I sat in the car with my seatbelt on and waited for her like when I was a little boy.
When she got back she handed me the bread in a warm paper bag and I held it on my lap. The label on the sticker keeping the bag closed read ‘Brown French Oval.’
We headed home and I asked mom how much the procedure cost and she brushed it off the way she always did when I asked her about money. But I wanted to know so I said Mom and she said R380.00.

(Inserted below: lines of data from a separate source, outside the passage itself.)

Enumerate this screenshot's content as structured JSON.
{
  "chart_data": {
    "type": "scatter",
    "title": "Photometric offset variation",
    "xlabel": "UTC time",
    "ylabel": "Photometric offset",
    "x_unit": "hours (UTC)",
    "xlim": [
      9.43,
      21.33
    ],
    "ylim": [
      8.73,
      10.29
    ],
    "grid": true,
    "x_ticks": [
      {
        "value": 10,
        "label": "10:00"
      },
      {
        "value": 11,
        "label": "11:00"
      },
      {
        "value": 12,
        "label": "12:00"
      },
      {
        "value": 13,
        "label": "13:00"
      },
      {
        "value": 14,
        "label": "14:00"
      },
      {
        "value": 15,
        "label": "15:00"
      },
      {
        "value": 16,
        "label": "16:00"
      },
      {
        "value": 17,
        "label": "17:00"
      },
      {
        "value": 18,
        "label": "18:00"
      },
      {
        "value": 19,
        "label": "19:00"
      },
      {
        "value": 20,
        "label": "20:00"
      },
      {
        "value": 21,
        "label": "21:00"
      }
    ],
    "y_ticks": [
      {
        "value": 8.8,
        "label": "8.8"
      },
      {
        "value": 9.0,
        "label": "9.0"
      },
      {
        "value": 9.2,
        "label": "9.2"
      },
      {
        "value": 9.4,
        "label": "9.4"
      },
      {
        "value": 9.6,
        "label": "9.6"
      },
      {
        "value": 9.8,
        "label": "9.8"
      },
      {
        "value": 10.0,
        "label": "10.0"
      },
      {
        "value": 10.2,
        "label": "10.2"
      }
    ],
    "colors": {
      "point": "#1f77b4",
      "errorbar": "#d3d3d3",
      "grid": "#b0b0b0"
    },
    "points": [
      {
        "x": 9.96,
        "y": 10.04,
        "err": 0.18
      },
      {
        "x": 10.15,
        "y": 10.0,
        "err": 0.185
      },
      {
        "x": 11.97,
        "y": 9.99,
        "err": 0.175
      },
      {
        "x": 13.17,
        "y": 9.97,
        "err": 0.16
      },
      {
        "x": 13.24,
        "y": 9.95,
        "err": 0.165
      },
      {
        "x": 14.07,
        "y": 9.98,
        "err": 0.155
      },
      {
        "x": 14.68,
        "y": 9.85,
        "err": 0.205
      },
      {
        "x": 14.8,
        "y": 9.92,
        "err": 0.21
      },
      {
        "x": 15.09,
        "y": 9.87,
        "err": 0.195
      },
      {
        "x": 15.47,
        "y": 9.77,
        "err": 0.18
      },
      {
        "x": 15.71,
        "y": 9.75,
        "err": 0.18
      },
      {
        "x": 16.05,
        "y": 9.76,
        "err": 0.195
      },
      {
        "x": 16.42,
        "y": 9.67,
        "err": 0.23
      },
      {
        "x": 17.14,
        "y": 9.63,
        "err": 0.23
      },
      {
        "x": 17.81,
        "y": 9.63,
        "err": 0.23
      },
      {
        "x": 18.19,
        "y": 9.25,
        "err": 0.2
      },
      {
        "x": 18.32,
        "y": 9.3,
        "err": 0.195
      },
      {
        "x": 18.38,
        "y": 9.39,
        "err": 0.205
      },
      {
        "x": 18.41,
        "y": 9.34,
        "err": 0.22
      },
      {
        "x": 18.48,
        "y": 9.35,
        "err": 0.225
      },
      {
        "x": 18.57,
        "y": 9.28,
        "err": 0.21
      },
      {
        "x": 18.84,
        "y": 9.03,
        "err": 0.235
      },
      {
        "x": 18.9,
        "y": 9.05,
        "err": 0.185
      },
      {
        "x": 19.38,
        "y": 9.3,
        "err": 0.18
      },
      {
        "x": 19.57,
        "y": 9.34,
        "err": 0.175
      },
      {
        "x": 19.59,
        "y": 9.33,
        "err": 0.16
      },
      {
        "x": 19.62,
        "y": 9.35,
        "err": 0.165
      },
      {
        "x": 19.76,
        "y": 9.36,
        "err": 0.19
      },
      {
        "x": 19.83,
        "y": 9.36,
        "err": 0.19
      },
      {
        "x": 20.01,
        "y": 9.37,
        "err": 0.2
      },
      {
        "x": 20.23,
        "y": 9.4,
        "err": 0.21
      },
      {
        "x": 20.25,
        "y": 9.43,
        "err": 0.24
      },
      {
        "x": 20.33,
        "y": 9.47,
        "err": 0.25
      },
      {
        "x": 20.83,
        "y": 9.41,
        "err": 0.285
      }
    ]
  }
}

I had nothing to say to that because it seemed exactly right.
On the drive home I noticed a lot of dogs. Running around in the streets, or out on walks with their owners. Like when a pregnant woman says she notices babies everywhere she goes. For some reason the thought made me smirk.
We turned into our street and drove past an empty plot of land in the process of being cleared. The bottom half of a tree lay on its side, an enormous umbrella of severed roots right up against the edge of the road.
I said, "It says something about these trees how much machinery we need to dig them out."
Then I said, "All their little roots are still underground."
I wanted it to sound meaningful. I wished it did.
The Brown French Oval was warm on my lap.
Mom’s face was soft and she smiled ever so slightly. For a moment she seemed to me like one of those veteran soldiers I’d always admired in war movies, because she was right, the way she dealt with it, matter-of-fact and life carries on and while we’re here we might as well buy bread and put petrol in.
When we got home I went to my room to write this. Before I sat down I frowned at the hairs sticking to my jersey and brushed them off.
Mom sat in the lounge flipping through a magazine.
She sat where she could look out the window and the moment dad got home she went into the garage to tell him.